Inaugurated in 1891, it now has 7,000 pipes with the longest one stretching over 32 feet (9.75 m) and the smallest one at a quarter-inch long (6.35 mm). It contains 92 stops on 4 manual keyboards of 61 notes and a pedalboard of 32 notes.

A Few Years Earlier, in 1885...

The contract to build Notre-Dame’s organ was signed a few years earlier in 1885. La Fabrique de la paroisse Notre-Dame de Montréal chose Casavant Frères, a new firm founded five years earlier, to carry out this ambitious project. In fact, the pastor wanted a four-manual organ that would become the largest in North America. The Casavant firm then sent one of the Casavant brothers to Europe to meet with some of the most renowned organ builders. It was in France that Casavant met Aristide Cavaillé-Coll, who restored the great organs of Notre-Dame Cathedral and the Church of Saint-Sulpice in Paris. This meeting was important for the design of Notre-Dame de Montréal’s organ, which is part of the French symphonic tradition of the 19th century.

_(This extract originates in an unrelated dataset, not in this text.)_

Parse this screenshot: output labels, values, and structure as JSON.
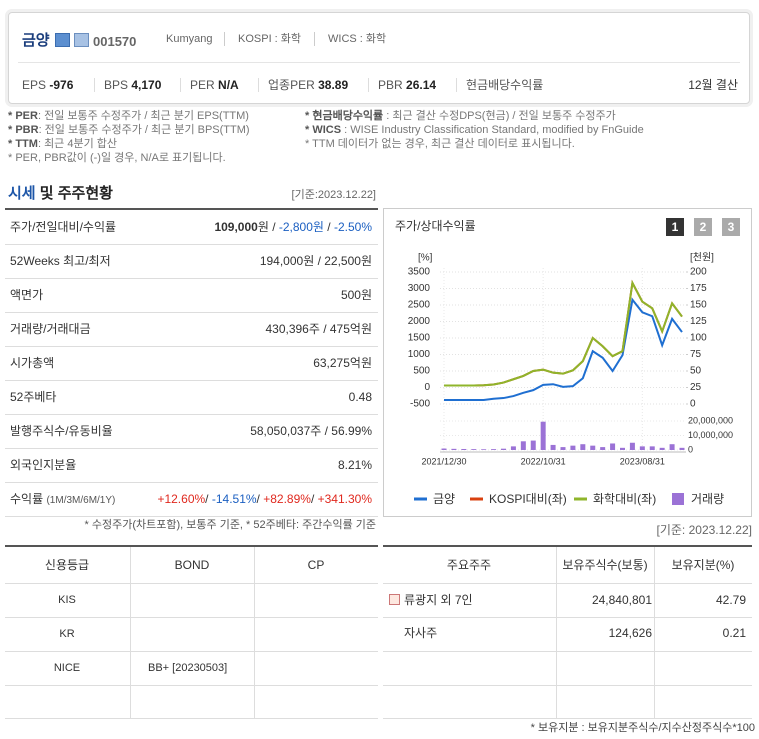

Notre-Dame de Montréal’s organ is the greatest instrument in North America and is matched only by Notre-Dame de Paris.

- Alexandre Guilmant
famous French organist and composer who came to play the organ at Notre-Dame in 1896

Pierre Grandmaison, titular organist

Since 1973, Pierre Grandmaison has been the titular organist of Notre-Dame Basilica. Born in Montréal, he studied piano at the École de musique Vincent-d’Indy in Outremont while working on the organ with Eugène Lapierre and Françoise Aubut. He earned his Bachelor of Music degree from Université de Montréal in 1970.

He has a busy schedule at the Basilica, as he performs for some 400 celebrations each year: weddings, funerals, Masses and more. He also makes a point of sharing his passion for the organ by welcoming the Basilica’s many visitors with the Take a Seat at the Organ activity. In 2004, he founded the Grand Organ Festival of Montreal, which is held every summer at the Basilica.